Les textes secrets du terrier de Bezornay
Avant l’existence du carton, le parchemin* et le papier ont été des matériaux idéaux afin de réaliser de nouvelles reliures. Des milliers de manuscrits médiévaux considérés comme nullius valoris (sans valeur documentaire) ont été réutilisés à cette fin.
Le terrier de Bezornay de 1484 (H SUP CLUNY 115) est un exemple remarquable de ce type de réemploi*.
Situé sur l’actuelle commune de Saint-Vincent-des-Près, le prieuré-doyenné de Bezornay était dès 909 un petit établissement monastique dépendant de l’abbaye de Cluny et établi à proximité de celle-ci.
Les terriers étaient des registres contenant la description des terres possédées par un seigneur, les droits et conditions des personnes ainsi que les redevances auxquelles elles étaient soumises.

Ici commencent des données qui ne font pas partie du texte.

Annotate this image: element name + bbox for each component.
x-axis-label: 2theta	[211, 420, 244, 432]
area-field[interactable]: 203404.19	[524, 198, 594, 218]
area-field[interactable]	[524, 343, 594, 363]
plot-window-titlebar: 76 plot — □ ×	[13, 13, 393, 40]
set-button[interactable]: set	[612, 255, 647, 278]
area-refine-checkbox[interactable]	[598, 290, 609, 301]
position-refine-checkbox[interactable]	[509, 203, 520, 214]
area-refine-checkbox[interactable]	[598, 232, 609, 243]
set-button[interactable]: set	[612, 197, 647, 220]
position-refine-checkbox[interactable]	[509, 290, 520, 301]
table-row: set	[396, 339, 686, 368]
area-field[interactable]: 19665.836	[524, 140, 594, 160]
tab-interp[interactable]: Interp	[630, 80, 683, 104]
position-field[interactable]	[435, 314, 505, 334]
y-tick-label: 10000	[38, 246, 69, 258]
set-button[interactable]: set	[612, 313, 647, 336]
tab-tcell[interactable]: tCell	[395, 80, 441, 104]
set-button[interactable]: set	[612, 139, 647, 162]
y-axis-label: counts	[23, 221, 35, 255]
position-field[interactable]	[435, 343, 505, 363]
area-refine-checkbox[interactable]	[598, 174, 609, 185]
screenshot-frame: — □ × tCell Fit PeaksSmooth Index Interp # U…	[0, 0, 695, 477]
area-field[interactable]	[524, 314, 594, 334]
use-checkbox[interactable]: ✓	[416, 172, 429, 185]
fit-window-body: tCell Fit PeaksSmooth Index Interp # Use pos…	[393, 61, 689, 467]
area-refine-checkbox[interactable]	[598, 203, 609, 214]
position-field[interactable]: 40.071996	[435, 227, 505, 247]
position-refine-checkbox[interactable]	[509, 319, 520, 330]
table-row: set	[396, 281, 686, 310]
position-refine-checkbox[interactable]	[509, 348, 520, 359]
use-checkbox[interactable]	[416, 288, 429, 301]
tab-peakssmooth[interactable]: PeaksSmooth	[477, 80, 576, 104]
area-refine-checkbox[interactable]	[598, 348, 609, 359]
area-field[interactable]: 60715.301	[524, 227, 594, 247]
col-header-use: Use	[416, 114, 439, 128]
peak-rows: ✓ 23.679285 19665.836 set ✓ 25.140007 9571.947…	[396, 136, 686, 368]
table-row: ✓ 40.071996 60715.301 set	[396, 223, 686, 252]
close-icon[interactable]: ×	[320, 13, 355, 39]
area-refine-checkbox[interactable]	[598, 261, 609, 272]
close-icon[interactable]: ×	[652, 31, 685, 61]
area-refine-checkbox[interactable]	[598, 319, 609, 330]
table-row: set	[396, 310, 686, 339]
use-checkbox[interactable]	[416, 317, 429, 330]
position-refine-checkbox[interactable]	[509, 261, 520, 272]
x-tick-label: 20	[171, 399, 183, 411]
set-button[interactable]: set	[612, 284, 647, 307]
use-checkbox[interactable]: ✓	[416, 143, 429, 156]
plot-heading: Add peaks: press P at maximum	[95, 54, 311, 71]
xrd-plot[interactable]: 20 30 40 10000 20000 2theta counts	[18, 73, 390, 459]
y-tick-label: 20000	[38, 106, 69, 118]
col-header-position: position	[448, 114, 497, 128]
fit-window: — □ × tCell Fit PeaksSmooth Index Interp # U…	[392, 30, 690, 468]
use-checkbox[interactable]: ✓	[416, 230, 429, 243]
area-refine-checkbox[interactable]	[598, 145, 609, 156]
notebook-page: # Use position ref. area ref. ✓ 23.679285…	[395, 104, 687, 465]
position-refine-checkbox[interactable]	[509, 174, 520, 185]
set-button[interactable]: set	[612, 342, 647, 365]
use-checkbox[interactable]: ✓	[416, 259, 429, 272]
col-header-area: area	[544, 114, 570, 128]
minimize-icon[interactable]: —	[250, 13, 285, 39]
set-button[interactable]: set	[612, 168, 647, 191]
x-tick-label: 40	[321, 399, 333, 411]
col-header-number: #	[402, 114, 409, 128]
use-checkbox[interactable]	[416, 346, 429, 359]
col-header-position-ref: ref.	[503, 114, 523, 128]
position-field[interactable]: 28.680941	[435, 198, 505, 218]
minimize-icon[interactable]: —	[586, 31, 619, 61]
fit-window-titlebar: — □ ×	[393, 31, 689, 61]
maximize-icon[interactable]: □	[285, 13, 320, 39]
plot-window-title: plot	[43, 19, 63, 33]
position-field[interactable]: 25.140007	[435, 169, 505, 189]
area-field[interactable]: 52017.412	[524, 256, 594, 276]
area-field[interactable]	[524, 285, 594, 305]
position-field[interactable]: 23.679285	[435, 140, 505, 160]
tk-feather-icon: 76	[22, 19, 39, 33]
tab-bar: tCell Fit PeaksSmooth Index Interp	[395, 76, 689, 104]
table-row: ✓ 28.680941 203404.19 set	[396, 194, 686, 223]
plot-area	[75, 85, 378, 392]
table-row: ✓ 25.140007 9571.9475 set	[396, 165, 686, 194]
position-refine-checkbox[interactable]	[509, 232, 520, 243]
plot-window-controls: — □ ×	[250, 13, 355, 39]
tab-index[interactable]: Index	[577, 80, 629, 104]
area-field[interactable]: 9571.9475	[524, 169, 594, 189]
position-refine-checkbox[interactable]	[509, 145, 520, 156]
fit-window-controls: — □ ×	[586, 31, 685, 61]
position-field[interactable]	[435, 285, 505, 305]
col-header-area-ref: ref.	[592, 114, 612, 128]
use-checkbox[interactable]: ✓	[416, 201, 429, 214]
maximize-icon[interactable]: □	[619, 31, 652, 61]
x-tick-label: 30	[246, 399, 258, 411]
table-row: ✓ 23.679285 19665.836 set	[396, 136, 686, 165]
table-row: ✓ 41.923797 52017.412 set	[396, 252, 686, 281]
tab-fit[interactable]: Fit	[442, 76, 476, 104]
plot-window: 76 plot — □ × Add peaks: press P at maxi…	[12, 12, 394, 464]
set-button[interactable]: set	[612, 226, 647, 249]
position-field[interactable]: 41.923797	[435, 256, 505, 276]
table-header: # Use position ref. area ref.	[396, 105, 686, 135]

Au-delà de la valeur même du terrier, cet ouvrage présente la particularité d’avoir des *plats constitués de 106 documents en papier et en parchemin. Ces textes au contenu très divers proviennent de l’abbaye de Cluny. Leur étude sous l’angle de l’archéologie documentaire est riche d’enseignement.
Pour ce faire, un important travail de restauration a été effectué en 2015 par Blanche Menendez dans le cadre de son mémoire de fin d’études de l’Ecole de Condé. Toute la difficulté de son travail résida dans la dissociation de toutes les pièces de réemploi. Comme pour toute restauration, le corps de l'ouvrage et les plats ont été entièrement démontés, restaurés puis remontés dans une nouvelle reliure.

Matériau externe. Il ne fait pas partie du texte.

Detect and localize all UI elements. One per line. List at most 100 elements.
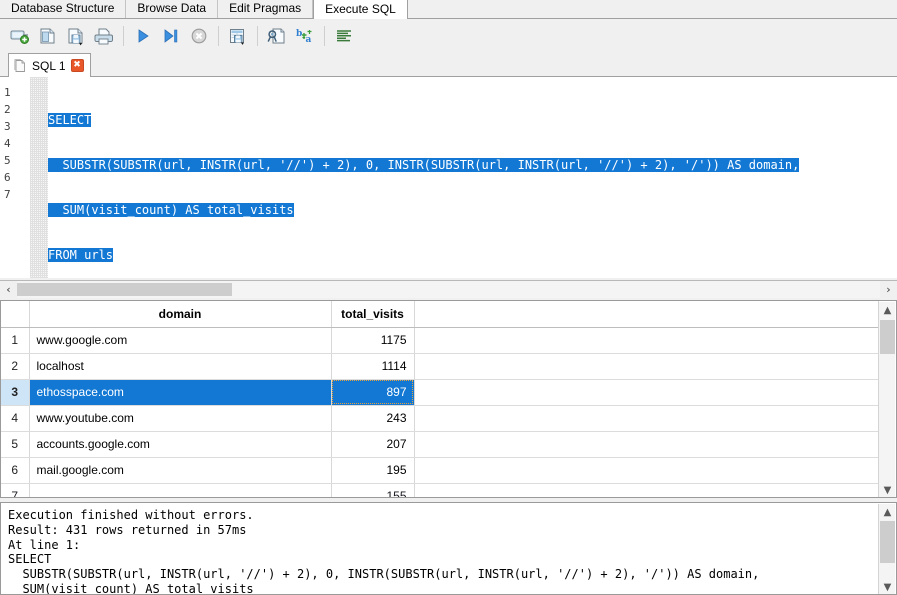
log-vertical-scrollbar[interactable]: ▲ ▼ [878,504,896,594]
code-line-text: SUBSTR(SUBSTR(url, INSTR(url, '//') + 2)… [48,158,800,172]
row-number[interactable]: 5 [1,431,30,458]
code-line: SELECT [48,112,897,129]
table-row[interactable]: 5 accounts.google.com 207 [1,431,879,458]
code-line-text: FROM urls [48,248,114,262]
print-icon [94,28,113,45]
cell-domain[interactable]: ethosspace.com [29,379,332,406]
editor-hscroll-thumb[interactable] [17,283,232,296]
cell-filler [414,431,879,458]
row-number[interactable]: 1 [1,327,30,354]
save-file-icon [68,28,83,46]
format-sql-button[interactable]: b a [291,22,319,50]
cell-domain[interactable] [29,483,332,497]
cell-filler [414,379,879,406]
scroll-up-icon[interactable]: ▲ [879,504,896,520]
column-header-rownum[interactable] [1,301,30,328]
execute-sql-window: Database Structure Browse Data Edit Prag… [0,0,897,595]
results-vscroll-thumb[interactable] [880,320,895,354]
execution-log-pane[interactable]: Execution finished without errors. Resul… [0,502,897,595]
tab-database-structure[interactable]: Database Structure [0,0,127,18]
table-row-selected[interactable]: 3 ethosspace.com 897 [1,379,879,406]
sql-tab-sql-1[interactable]: SQL 1 ✖ [8,53,91,77]
table-row[interactable]: 1 www.google.com 1175 [1,327,879,354]
table-row[interactable]: 7 155 [1,483,879,497]
scroll-down-icon[interactable]: ▼ [879,579,896,594]
close-icon[interactable]: ✖ [70,59,84,72]
row-number[interactable]: 7 [1,483,30,497]
editor-horizontal-scrollbar[interactable]: ‹ › [0,280,897,298]
sql-editor[interactable]: 1 2 3 4 5 6 7 SELECT SUBSTR(SUBSTR(url, … [0,77,897,278]
log-vscroll-thumb[interactable] [880,521,895,563]
cell-filler [414,327,879,354]
word-wrap-icon [337,30,351,42]
cell-domain[interactable]: www.google.com [29,327,332,354]
column-header-domain[interactable]: domain [29,301,332,328]
svg-text:b: b [296,29,302,39]
results-grid[interactable]: domain total_visits 1 www.google.com 117… [0,300,897,498]
column-header-total-visits[interactable]: total_visits [331,301,415,328]
stop-icon [191,28,207,44]
row-number[interactable]: 2 [1,353,30,380]
execute-current-line-button[interactable] [157,22,185,50]
tabbar-filler [407,0,897,18]
cell-total-visits[interactable]: 1175 [331,327,415,354]
table-row[interactable]: 6 mail.google.com 195 [1,457,879,484]
line-number: 3 [4,120,11,133]
find-replace-button[interactable] [263,22,291,50]
save-results-button[interactable] [224,22,252,50]
cell-domain[interactable]: www.youtube.com [29,405,332,432]
sql-code-area[interactable]: SELECT SUBSTR(SUBSTR(url, INSTR(url, '//… [48,77,897,278]
execute-all-icon [138,29,149,43]
row-number[interactable]: 6 [1,457,30,484]
cell-filler [414,353,879,380]
cell-filler [414,457,879,484]
cell-domain[interactable]: mail.google.com [29,457,332,484]
row-number[interactable]: 3 [1,379,30,406]
cell-total-visits[interactable]: 195 [331,457,415,484]
cell-total-visits[interactable]: 243 [331,405,415,432]
cell-filler [414,483,879,497]
tab-edit-pragmas[interactable]: Edit Pragmas [218,0,314,18]
row-number[interactable]: 4 [1,405,30,432]
table-row[interactable]: 4 www.youtube.com 243 [1,405,879,432]
code-line: FROM urls [48,247,897,264]
code-line: SUM(visit_count) AS total_visits [48,202,897,219]
cell-domain[interactable]: localhost [29,353,332,380]
sql-editor-tabstrip: SQL 1 ✖ [0,52,897,77]
table-row[interactable]: 2 localhost 1114 [1,353,879,380]
results-table: domain total_visits 1 www.google.com 117… [1,301,879,497]
toolbar-separator-3 [257,26,258,46]
print-button[interactable] [90,22,118,50]
execute-all-button[interactable] [129,22,157,50]
editor-hscroll-track[interactable] [17,281,880,298]
sql-tab-label: SQL 1 [32,58,66,73]
results-vertical-scrollbar[interactable]: ▲ ▼ [878,302,896,497]
open-file-icon [40,28,55,44]
tab-execute-sql[interactable]: Execute SQL [313,0,408,19]
cell-total-visits[interactable]: 155 [331,483,415,497]
format-sql-icon: b a [296,29,312,45]
word-wrap-button[interactable] [330,22,358,50]
main-tabbar: Database Structure Browse Data Edit Prag… [0,0,897,19]
cell-domain[interactable]: accounts.google.com [29,431,332,458]
save-file-button[interactable] [62,22,90,50]
tab-browse-data[interactable]: Browse Data [126,0,219,18]
cell-total-visits[interactable]: 897 [331,379,415,406]
column-header-filler [414,301,879,328]
open-file-button[interactable] [34,22,62,50]
scroll-left-icon[interactable]: ‹ [0,281,17,298]
open-tab-button[interactable] [6,22,34,50]
cell-total-visits[interactable]: 207 [331,431,415,458]
line-number: 1 [4,86,11,99]
scroll-up-icon[interactable]: ▲ [879,302,896,318]
execution-log-text: Execution finished without errors. Resul… [8,508,760,595]
svg-text:a: a [306,35,312,45]
scroll-right-icon[interactable]: › [880,281,897,298]
code-line-text: SELECT [48,113,92,127]
find-replace-icon [267,28,285,44]
line-number: 4 [4,137,11,150]
stop-button[interactable] [185,22,213,50]
cell-total-visits[interactable]: 1114 [331,353,415,380]
scroll-down-icon[interactable]: ▼ [879,482,896,497]
line-number: 6 [4,171,11,184]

L’écheveau d’informations contenu dans les plats reste encore aujourd’hui difficile à analyser car les documents sont lacunaires et leur encre est parfois effacée. La majorité a été rédigée entre le XIVe et le XVe siècle, soit peu de temps avant la rédaction du corpus du terrier.
Des 106 documents 77 ont été identifiés. Il s’agit pour la plupart d’actes administratifs mais on trouve également de la correspondance ainsi que des productions littéraires théologiques et philosophiques. Quelques rares documents scientifiques sont impressionnants car rehaussés d’encre rouge. On retrouve aussi un itinéraire pour aller de Cluny à "Saint-Michier". On peut supposer qu’il s’agissait d’une appellation ancienne du Mont-Saint-Michel. Les préoccupations quotidiennes au Moyen Âge ainsi que les pratiques du scriptorium de Cluny resurgissent grâce à cette découverte.
Parmi les autres documents remarquables, on notera la présence de trois feuillets d’un incunable sur Boèce (480-524), philosophe et homme politique latin, ainsi que des fragments d’un manuscrit de la Légende dorée de Jacques de Voragine.
Il existe un autre document qui présente une réutilisation d’un manuscrit médiéval : il s’agit d’un registre de pétitions et d'arrêtés de la commune de Chagny (3 L 55) écrit en partie pendant la période révolutionnaire, entre 1796 et 1802.
* parchemin : peau d'animal non tannée préparée pour l'écriture et la reliure.
* réemploi : réutilisation d’un feuillet imprimé ou manuscrit pour un autre usage. Ici, la confection de la couverture.
* plats : les deux pièces, le plus souvent en carton, recouvrant le livre à l’avant et à l’arrière.